Now, we only look at names present in both years. We exclude all ambiguous names. Each remaining name provides a separate estimate how much the percentage of Muslim newborns has changed between 2000 and 2015. This time the overall percentage accounted for by these 56 names almost exactly doubles from 1.95% to 3.89%. The median increase, which should be more robust against outliers (like short term trends in popularity), is also exactly 2.0.
To my mind this provides strong confirmation that the sickle cell data is correctly interpreted as showing that the percentage of a predominantly African derived immigrant population among the newborns in France has doubled between 2000 and 2015. Confirmation of the growth rate makes it rather unlikely that the absolute percentage numbers are off by any significant degree.
I did these analyses quite some time ago. At one point I became aware that my given name analysis had been scooped by a French far-right website. (Which was one motivation to finally get the blog going.) In their analysis they try to capture all Muslim names and give a definite estimate of the absolute numbers. They handle ambiguous names by just counting them as half a Muslim. According to their analysis the number of Muslim newborns more than doubled between 2000 and 2015.

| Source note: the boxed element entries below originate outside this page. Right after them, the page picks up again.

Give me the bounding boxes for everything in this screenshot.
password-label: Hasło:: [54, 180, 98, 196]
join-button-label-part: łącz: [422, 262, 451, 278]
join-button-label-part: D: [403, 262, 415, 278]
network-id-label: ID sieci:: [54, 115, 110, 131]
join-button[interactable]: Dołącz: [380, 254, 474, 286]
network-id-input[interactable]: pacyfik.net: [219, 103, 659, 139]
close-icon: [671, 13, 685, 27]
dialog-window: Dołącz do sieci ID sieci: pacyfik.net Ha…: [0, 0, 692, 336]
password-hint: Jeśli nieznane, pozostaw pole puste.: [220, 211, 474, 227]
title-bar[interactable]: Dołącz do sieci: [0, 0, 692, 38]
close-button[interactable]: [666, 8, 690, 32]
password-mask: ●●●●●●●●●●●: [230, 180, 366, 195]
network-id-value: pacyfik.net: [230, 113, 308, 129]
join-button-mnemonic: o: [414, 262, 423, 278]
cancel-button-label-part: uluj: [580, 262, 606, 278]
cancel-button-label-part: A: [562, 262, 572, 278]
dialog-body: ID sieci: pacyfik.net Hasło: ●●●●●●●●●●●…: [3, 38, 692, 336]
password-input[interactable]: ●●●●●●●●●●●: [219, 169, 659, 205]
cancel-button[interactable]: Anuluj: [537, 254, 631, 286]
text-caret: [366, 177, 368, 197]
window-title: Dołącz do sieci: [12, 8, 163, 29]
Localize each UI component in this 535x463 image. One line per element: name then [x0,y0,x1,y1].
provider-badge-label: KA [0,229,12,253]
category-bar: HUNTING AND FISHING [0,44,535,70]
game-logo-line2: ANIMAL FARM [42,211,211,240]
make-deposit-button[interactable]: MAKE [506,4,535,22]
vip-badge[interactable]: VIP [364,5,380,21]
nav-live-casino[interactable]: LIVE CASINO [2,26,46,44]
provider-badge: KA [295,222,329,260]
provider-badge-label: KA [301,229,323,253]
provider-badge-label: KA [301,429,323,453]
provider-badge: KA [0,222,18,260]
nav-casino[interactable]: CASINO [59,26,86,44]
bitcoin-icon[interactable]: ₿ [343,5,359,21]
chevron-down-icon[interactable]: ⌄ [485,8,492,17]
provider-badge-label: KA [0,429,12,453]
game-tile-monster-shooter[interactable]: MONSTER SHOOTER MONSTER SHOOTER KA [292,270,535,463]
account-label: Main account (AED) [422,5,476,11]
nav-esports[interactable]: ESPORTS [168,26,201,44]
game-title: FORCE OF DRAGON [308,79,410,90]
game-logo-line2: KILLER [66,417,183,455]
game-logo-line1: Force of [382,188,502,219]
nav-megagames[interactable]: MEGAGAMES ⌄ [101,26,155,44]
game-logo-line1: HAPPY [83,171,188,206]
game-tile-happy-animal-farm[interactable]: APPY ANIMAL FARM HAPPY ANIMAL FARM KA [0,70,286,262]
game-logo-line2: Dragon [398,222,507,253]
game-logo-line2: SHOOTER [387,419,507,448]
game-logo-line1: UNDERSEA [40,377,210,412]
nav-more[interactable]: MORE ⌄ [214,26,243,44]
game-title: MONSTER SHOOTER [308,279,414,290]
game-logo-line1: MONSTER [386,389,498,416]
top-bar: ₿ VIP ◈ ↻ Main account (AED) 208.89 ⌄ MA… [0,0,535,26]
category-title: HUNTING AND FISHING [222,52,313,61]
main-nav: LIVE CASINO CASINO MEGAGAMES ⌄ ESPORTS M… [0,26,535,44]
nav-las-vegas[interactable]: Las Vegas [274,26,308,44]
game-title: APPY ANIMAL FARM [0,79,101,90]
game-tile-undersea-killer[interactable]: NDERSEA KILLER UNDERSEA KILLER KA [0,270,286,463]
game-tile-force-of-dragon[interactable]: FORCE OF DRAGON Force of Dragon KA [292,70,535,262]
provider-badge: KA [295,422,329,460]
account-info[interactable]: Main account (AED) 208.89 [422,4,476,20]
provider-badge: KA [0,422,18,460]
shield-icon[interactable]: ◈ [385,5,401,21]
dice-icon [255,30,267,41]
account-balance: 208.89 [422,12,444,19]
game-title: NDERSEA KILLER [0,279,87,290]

This got me thinking about how to do this analysis right. Counting ambiguous names as half is a really ugly hack, likely to overcount names as long as Muslims are a minority. Instead one might use the regional and temporal variation to infer for each name separately how it contributes to the number of Muslims.
Once you have done that you can subtract a precise estimate of number of Muslims from the sickle cell data to get an estimate of the increase of Subsaharan Africans for each region. Which allows you to do the same inference for SS-African names, which are probably much more ambiguous than the Islamic ones.
If that works, you have ended up with a method to create precise estimates for both groups directly from given names, even in the likely case that the sickle cell data stops being published. Unfortunately this takes quite a lot of time. And of course there is no guarantee that it would work. Maybe a project for the future.